Inflation needs to be kept in check. The only way to do that is to limit the borrowing. (which the Fed is compelled to do by raising interest rates.)

Reagan and his crew believed in Supply Side Economics.
You want to make prices go down? Then make more of the shit that people want to buy.
That'll make the prices go down.

Suppose baby formula was too expensive. That means there's not enough baby formula.
The solution is not to say, "Hey, let's raise the cost of capital, so that more people will have to stop buying baby formula!"
The solution is to make more baby formula.

This is a fundamental high-school Economics 101 principle.
Supply side economics also deals with the fundamentals.

The more money that is available, the more people will charge for goods and services. Availability of money and inflation are directly related.
Availability of goods & services are also directly related to inflation.
Make more of them available, and not only will prices be kept down, but you'll have more economic activity and employment too.

Duh.

They don't teach this stuff in school anymore. That's probably why today's economists are so clueless. But Zeihan gets it.
I guess they didn't teach critical thinking when you were in school.
 
Reagan and his crew believed in Supply Side Economics.
You want to make prices go down? Then make more of the shit that people want to buy.
That'll make the prices go down.
Here's something for you to research:

Why was the Federal Reserve compelled to raise interest rates when inflation reached 9%?

Suppose baby formula was too expensive. That means there's not enough baby formula.
The solution is not to say, "Hey, let's raise the cost of capital, so that more people will have to stop buying baby formula!"
The solution is to make more baby formula.
Baby formula? LOL
Supply side economics also deals with the fundamentals. Availability of goods & services are also directly related to inflation.
Make more of them available, and not only will prices be kept down, but you'll have more economic activity and employment too.
Yes, the availability of goods and services are also directly related to inflation, however the government cannot force businesses and corporations to make goods and services available. With capitalism, the availability of goods and services are determined by the Market. (and sometimes by natural disasters and pandemics.)

The Federal Reserve is not a part of government, but the Fed will often adjust interest rates in times of crisis to curb inflation.

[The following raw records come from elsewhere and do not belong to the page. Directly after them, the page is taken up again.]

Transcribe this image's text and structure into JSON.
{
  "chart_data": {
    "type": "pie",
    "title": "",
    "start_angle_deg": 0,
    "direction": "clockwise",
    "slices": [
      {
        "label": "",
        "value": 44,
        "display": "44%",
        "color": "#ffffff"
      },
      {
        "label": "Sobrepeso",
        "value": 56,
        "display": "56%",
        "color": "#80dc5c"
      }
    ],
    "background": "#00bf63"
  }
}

I'm old enough to remember the recession of 1980 through 1982. Inflation was close to 12%, and the Fed was compelled to raise the federal funds rate to 19%
I guess they didn't teach critical thinking when you were in school.
They didn't teach critical thinking, but they taught is that when making an argument, it's a bad idea to attack the person you are arguing with. Ad hominem arguments reveal a weakness in the position of the person making it, and yours is a good example of that.
 
Oh F****, those rates aren't going to come down, are they?



Small and mid-sized banks are going to be in pain, that's for sure. Going to lead to more bank consolidation.
 
“Only the United States could engage in a war as dubious as Iraq or roll out a social policy as byzantine as Obamacare and walk away largely unscathed.”